Prédisant une pénurie tant financière que vocationnelle, le Conseil synodal a lancé ce printemps une consultation concernant les futures dotations de l’EERV. Les conseils et assemblées de paroisses, eux seuls apparemment, étaient ainsi invités à répondre en ligne à un questionnaire à choix multiple de plus de cent points1.

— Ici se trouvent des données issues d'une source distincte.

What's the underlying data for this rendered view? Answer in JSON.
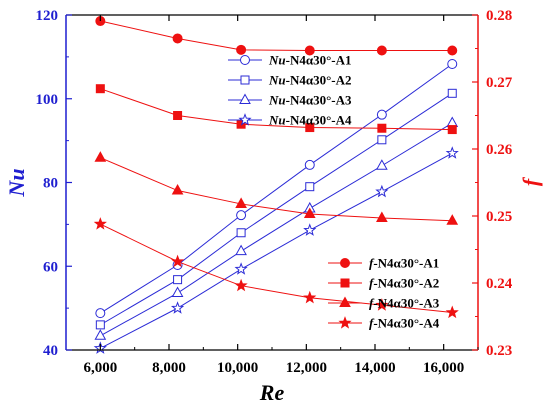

Force est de constater que la forme adoptée pour cette consultation est inadaptée au débat en assemblée ou en conseil. Cette forme de consultation technocratique méritait en soi une non entrée en matière, position d’ailleurs adoptée par certaines paroisses. Le questionnaire à choix multiple n’est ensuite pas une vraie consultation, puisqu’il ne permet que des réponses calibrées à des questions fermées et présélectionnées. On est bien loin de la fluidité et de l’ouverture prônées dans le Rapport non décisionnel pour le Synode concernant les dotations du mois de mars dernier.

Relevons la confusion ressentie à la lecture du questionnaire: quatorze «missions» décrites dans les blocs de questions 1 et 2, dix-sept «activités» dans les blocs de questions 5 et 6, recoupant partiellement les onze «tâches» de la question 7.2, elles-mêmes différentes des vingt «tâches» de la question 10, auxquelles on doit ajouter les dix-sept «prestations» cantonales ou régionales des questions 8 et 9. Il faut souligner l’hétérogénéité des listes, mélangeant des activités très précisément définies et quantifiables (prédication, visite des nouveaux habitants…) avec des concepts très nébuleux ou élastiques (gouvernance du lieu d’Eglise, planification des activités, activités de solidarité…). Bref, tout ceci apparaît comme peu inspiré et laisse l’impression d’un grand désordre technocratique. Le Christ, grand absent de ce questionnaire, n’y retrouverait pas ses Apôtres…

La lecture du Rapport non décisionnel pour le Synode concernant les dotations du 4 mars, tout comme celle du Rapport concernant Enfance, Jeunesse et Evangile du 16 juin n’apportent hélas pas plus de lumière sur les intentions du questionnaire. Les propositions de ces deux documents appellent à délaisser ce qui existe pour faire place à une réforme simultanée des structures et des missions de l’EERV. On pressent ici aussi un grand désordre qui va absorber l’énergie de ses membres à des restructurations internes au lieu de consacrer celle-ci à la diffusion des Evangiles au plus grand nombre.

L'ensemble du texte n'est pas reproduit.